Ausreißer bei den Mieterwartungen in Berlin

Insgesamt gehen die befragten Experten zudem von weiter steigenden Wohnungsmieten aus, wenn auch diesbezüglich die Erwartungen einen herben Dämpfer bekommen haben. Der Index liegt bei 31,9 Punkten, zuletzt lag er bei 68,7. Einen drastischen Ausreißer im Vergleich der Bundesländer gibt es dabei: Berlin.
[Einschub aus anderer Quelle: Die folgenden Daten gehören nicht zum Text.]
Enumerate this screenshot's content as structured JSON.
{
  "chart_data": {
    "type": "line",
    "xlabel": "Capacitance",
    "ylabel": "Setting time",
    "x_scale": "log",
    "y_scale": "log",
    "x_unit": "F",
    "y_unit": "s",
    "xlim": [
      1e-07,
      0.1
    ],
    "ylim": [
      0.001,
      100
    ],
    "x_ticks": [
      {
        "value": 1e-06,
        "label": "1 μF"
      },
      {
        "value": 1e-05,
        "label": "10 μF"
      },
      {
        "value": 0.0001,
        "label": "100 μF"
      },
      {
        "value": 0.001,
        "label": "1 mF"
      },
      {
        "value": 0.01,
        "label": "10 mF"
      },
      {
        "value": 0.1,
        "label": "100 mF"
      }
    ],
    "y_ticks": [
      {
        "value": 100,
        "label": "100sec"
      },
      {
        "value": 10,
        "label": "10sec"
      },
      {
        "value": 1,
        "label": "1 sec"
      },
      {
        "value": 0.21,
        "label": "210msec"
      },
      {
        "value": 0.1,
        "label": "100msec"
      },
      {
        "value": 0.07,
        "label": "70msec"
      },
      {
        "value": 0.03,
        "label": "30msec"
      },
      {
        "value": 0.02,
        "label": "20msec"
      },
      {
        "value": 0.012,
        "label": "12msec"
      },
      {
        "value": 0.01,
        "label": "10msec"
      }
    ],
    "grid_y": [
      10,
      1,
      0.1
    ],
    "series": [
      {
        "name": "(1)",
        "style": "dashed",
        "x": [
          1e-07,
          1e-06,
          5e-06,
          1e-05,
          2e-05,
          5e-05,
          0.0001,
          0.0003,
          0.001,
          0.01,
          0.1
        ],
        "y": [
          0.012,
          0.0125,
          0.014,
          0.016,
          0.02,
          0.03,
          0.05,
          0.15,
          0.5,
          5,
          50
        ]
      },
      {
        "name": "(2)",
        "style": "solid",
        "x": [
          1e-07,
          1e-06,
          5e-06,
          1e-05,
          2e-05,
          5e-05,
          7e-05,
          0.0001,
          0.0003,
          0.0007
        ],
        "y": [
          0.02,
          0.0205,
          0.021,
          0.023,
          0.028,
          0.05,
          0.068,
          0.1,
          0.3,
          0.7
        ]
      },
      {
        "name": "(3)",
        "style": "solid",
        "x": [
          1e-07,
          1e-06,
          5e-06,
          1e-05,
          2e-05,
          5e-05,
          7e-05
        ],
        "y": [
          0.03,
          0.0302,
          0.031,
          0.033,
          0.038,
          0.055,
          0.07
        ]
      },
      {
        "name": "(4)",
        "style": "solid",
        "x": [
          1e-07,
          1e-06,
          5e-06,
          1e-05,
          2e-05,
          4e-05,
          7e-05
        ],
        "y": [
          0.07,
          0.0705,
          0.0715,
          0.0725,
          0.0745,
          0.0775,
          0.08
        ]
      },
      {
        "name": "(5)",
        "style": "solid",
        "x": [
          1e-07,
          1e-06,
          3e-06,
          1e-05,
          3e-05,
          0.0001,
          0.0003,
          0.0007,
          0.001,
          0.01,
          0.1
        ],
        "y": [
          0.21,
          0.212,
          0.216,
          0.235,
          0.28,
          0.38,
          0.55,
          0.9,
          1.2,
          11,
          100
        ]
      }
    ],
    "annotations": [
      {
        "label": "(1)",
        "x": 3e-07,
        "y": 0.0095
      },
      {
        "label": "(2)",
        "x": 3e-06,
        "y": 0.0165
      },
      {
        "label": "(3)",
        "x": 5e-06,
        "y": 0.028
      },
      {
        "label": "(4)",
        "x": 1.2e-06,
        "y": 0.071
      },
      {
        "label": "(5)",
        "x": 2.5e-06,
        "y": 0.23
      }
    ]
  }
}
Dort sank der Indexwert von 74,4 Punkten auf -4,9 Punkte.

Ermittelt hat Fahrländer Partner Raumentwicklung zudem die Preiserwartung auf dem Büromietmarkt sowie für Büro- und Geschäftshäuser. Für Büromieten sank der Indexwert bundesweit von 74,3 Punkten auf 57,5 Punkte. Für Büro- und Geschäftshäuser werden die Preiserwartungen ebenfalls leicht nach unten korrigiert. Hier sinkt der Indexwert von 71,4 Punkten auf 63,2 Punkte.

Für die Ermittlung des Indexes wurden von Fahrländer Partner Raumentwicklung nach eigenen Angaben bundesweit 985 Immobilienexperten befragt. Insgesamt reicht der Index von -200 Punkten, was eine hohe Einigkeit über sinkende Preise signalisieren würde, bis hin zu 200 Punkten im positiven Bereich. Dieser Wert würde eine hohe Einigkeit über stark steigende Preise verkörpern.